COLUMBIA, Mo. – New research from the University of Missouri has found that patients who could benefit the most from the convenience of online patient portals connected to their electronic medical records often don’t use them even after signing up for them.

In the United States, approximately 70 percent of health care spending goes toward patients with multiple chronic conditions. Many of these patients are encouraged to use electronic patient portals, which were incentivized by legislation in 2009 and allow secure internet access to electronic medical records. Researchers found that a significant portion of people who registered for electronic patient portals never logged in.

“We were troubled to see that so many patients never used the portal,” said Kimberly Powell, a post-doctoral fellow in aging, informatics and quality research at MU’s Sinclair School of Nursing. “We only looked at registered users, and registering for the portal is a two-step process that suggests a degree of commitment. The fact that many people who took the time to register never logged in to the portal indicates there is still work to be done.”

Powell and her colleague–Chelsea Deroche, assistant professor of biostatistics in MU’s School of Medicine–studied patients who were at least 45 years old, had registered for an electronic patient portal and had at least two chronic conditions. Though previous studies have measured the success of patient portals by the number of people who registered, this study looked at how many registered users actually logged in, finding that 35 percent never used the portal.
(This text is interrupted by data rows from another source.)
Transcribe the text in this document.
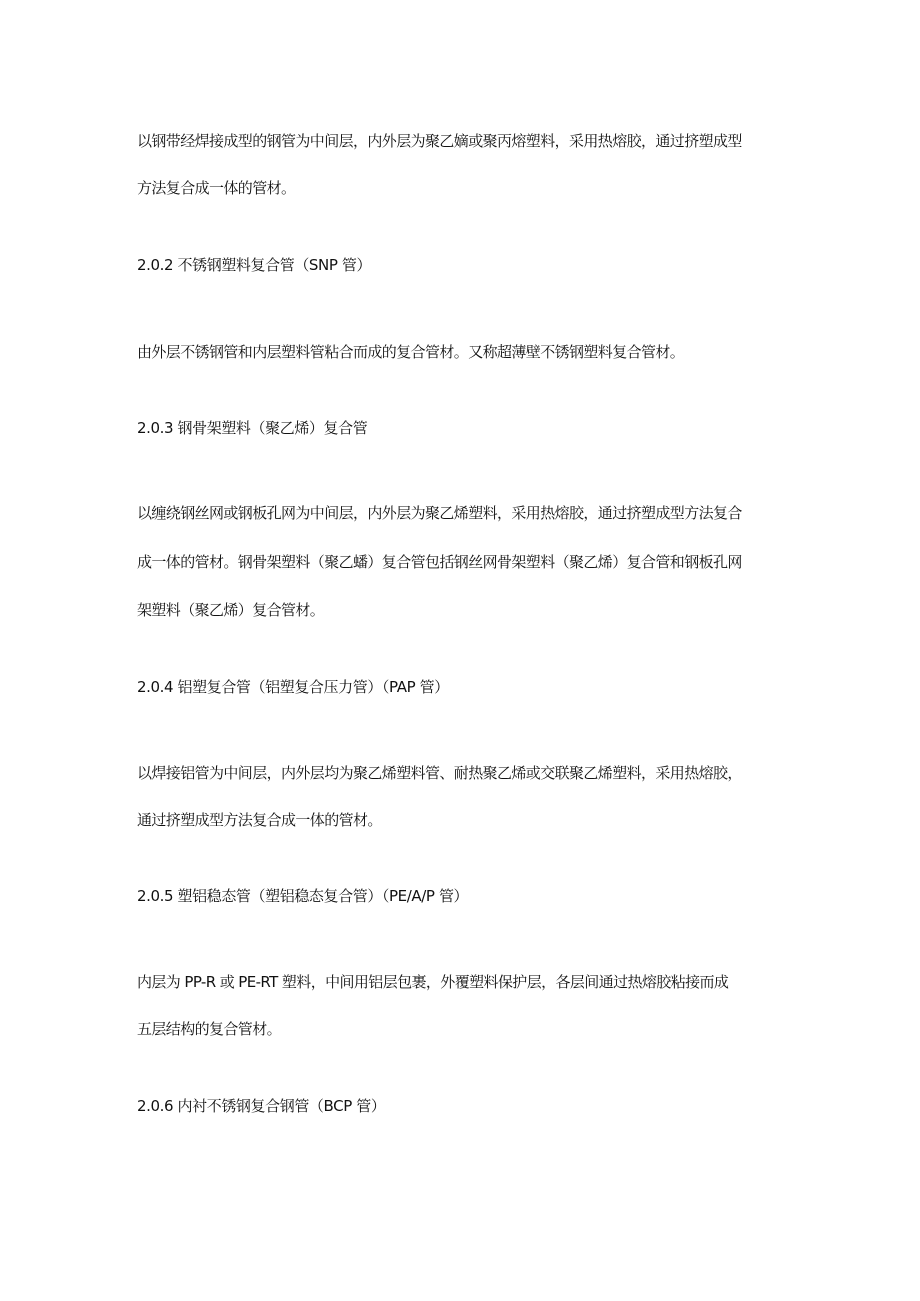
以钢带经焊接成型的钢管为中间层，内外层为聚乙嫡或聚丙熔塑料，采用热熔胶，通过挤塑成型
方法复合成一体的管材。
2.0.2 不锈钢塑料复合管（SNP 管）
由外层不锈钢管和内层塑料管粘合而成的复合管材。又称超薄壁不锈钢塑料复合管材。
2.0.3 钢骨架塑料（聚乙烯）复合管
以缠绕钢丝网或钢板孔网为中间层，内外层为聚乙烯塑料，采用热熔胶，通过挤塑成型方法复合
成一体的管材。钢骨架塑料（聚乙蟠）复合管包括钢丝网骨架塑料（聚乙烯）复合管和钢板孔网
架塑料（聚乙烯）复合管材。
2.0.4 铝塑复合管（铝塑复合压力管）（PAP 管）
以焊接铝管为中间层，内外层均为聚乙烯塑料管、耐热聚乙烯或交联聚乙烯塑料，采用热熔胶，
通过挤塑成型方法复合成一体的管材。
2.0.5 塑铝稳态管（塑铝稳态复合管）（PE/A/P 管）
内层为 PP-R 或 PE-RT 塑料，中间用铝层包裹，外覆塑料保护层，各层间通过热熔胶粘接而成
五层结构的复合管材。
2.0.6 内衬不锈钢复合钢管（BCP 管）
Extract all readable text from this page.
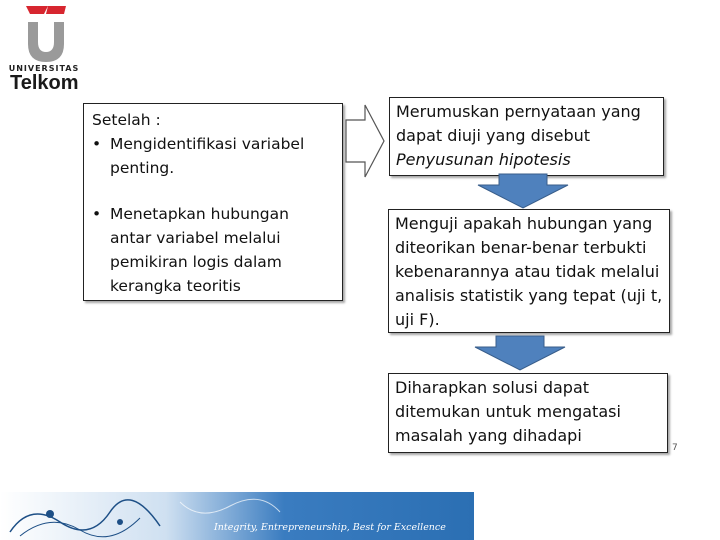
UNIVERSITAS
Telkom
Setelah :
• Mengidentifikasi variabel penting.
• Menetapkan hubungan antar variabel melalui pemikiran logis dalam kerangka teoritis
Merumuskan pernyataan yang dapat diuji yang disebut
Penyusunan hipotesis
Menguji apakah hubungan yang diteorikan benar-benar terbukti kebenarannya atau tidak melalui analisis statistik yang tepat (uji t, uji F).
Diharapkan solusi dapat ditemukan untuk mengatasi masalah yang dihadapi
7
Integrity, Entrepreneurship, Best for Excellence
There were no significant differences between registered non-users and those who did log in to the portal.

Researchers also identified several factors that influenced portal use among those who logged in. In particular, patients who were located farther from their primary care providers were more likely to use the portal, as were those diagnosed with heart failure.

“The importance of distance from primary care providers indicates patient portals could be beneficial for people in rural or underserved areas,” Powell said. “The potential is there, but with such a high rate of non-use, it is clear that portals need to be integrated into clinical care in a meaningful way.”

Powell said patient portals have the potential to improve shared decision-making in care facilities such as nursing homes, but providers must first integrate portals more seamlessly into clinical care and help guide patients in how to use them.

The study, “Predictors and patterns of portal use in patients with multiple chronic conditions,” is forthcoming in Chronic Illness.